We can’t start growing crops here and have continuous edibles after 30-40 days like moderate temps and northern soils. Indians would migrate when huge storms came, with vast knowledge of foraging. All these people moving down here and destroying the land is fucking it all up even worse. Every time I go out something else has been cut down.

My main point for “what grows here” is that I don’t know about you but 90% of the “standard” things I plant here get destroyed by green cabbage looper worms. Organically, you can use BT, but I raise monarch butterflies and that is a broad spectrum caterpillar killer. Bad news for the state butterfly, one of my favorite things in all of nature’s palate. So I refuse. I do my best to use permaculture methods but the normies love to spray their lawns with RoundUp all day and create super bugs. These worms render said 90% of vegetables useless. Aphids I can deal with.

If you have some secret knowledge here I’d love to have it, because they eat every leaf that exists and anole lizards don’t find them until it’s too late. I use castile soap, occasionally neem oil, and cayenne pepper.

Besides the 100 medicinal/culinary herbs I have, I’ve got: 4 Ethiopian coffee trees (one very tiny, three small-medium), Barbados cherry, papaya tree, key lime tree, orange tree, hog plum tree, dragon fruit, tamarind tree, Jerusalem artichokes, dwarf plantain, standard plantain, two banana trees, black sapote tree, guava tree, moringa tree, two blackberry bushes, two Jamaican ackee trees, moringa tea tree…
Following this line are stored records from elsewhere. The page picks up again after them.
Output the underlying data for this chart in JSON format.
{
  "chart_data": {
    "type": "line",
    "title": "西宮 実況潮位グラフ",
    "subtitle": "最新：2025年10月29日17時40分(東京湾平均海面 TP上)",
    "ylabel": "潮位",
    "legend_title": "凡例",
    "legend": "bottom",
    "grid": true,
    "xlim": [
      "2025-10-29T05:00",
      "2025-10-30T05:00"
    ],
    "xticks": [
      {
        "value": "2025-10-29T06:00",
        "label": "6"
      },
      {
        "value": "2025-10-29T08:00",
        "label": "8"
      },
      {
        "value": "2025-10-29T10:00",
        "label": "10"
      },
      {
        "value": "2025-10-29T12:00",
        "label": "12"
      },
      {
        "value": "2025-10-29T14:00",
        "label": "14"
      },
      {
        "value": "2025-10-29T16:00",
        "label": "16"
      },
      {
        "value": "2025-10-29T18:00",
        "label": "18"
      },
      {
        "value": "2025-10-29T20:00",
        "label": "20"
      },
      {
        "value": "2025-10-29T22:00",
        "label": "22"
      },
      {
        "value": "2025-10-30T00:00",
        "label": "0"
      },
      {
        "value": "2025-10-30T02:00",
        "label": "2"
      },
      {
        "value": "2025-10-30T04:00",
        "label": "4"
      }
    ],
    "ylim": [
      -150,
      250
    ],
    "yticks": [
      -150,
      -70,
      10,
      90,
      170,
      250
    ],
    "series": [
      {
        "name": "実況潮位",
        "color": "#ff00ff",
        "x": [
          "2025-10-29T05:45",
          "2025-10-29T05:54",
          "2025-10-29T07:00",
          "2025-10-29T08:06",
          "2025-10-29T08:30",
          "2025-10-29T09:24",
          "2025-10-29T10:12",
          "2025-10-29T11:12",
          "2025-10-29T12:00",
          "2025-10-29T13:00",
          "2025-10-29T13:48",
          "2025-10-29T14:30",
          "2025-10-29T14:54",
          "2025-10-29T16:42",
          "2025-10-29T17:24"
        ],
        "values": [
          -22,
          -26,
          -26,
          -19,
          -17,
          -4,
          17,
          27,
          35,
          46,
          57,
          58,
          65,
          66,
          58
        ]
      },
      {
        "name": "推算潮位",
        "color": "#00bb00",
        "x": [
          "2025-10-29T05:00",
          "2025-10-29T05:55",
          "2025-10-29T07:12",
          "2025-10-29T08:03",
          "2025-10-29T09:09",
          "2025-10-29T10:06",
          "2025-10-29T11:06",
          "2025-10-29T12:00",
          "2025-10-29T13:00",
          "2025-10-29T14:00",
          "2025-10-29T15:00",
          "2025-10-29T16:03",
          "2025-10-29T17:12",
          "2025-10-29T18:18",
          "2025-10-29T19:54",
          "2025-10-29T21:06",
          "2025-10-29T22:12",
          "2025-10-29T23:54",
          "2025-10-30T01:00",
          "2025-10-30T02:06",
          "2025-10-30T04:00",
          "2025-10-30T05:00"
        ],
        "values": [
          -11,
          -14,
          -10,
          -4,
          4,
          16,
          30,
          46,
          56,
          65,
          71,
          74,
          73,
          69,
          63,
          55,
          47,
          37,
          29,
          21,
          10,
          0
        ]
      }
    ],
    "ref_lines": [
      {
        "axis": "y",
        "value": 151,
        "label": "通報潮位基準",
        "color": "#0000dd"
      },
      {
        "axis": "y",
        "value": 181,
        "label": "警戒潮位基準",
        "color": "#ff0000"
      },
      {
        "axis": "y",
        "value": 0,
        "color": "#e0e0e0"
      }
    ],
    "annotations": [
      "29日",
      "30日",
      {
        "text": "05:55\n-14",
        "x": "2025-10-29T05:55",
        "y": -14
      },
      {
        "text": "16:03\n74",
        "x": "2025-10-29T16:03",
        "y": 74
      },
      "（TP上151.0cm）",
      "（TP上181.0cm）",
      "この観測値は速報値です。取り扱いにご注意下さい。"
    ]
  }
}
About to buy: nutmeg seeds, muscadine grape vine, peppercorn vine, kava kava, allspice seeds, plus a number of very unsual plants for my zone: Red Aztec spinach, goldenberry , Hyacinth beans, tomato tree… The former will take probably 6 years to produce.

Annuals in the ground : sugarcane (probably 300 days), okra, Jing red okra, name yam, sweet potato, purple Japanese potato, Seminole pumpkin (first try), Everglades tomatoes (first try), cucamelon (first try), West Indies burr gherkin (first try), a prolific sesame plant over 6 feet tall that’s about to go, about 10 types of peppers (in pots, almost died, struggling on), and about 5 different types of tobacco.

Guess what I’ve gotten from all of the above? Besides 3 Barbados cherries last summer, absolutely NOTHING. This stuff takes time down here, it’s sandy, dry, and humid. But again, I am always open to things and learning, so I am hoping that with these new and more unusual yet suited crops I will have something to show for all my work.

I had raised beds and tore them all down. A positive of raised beds for northern producers is that they drain faster; the exact opposite of what I want down here.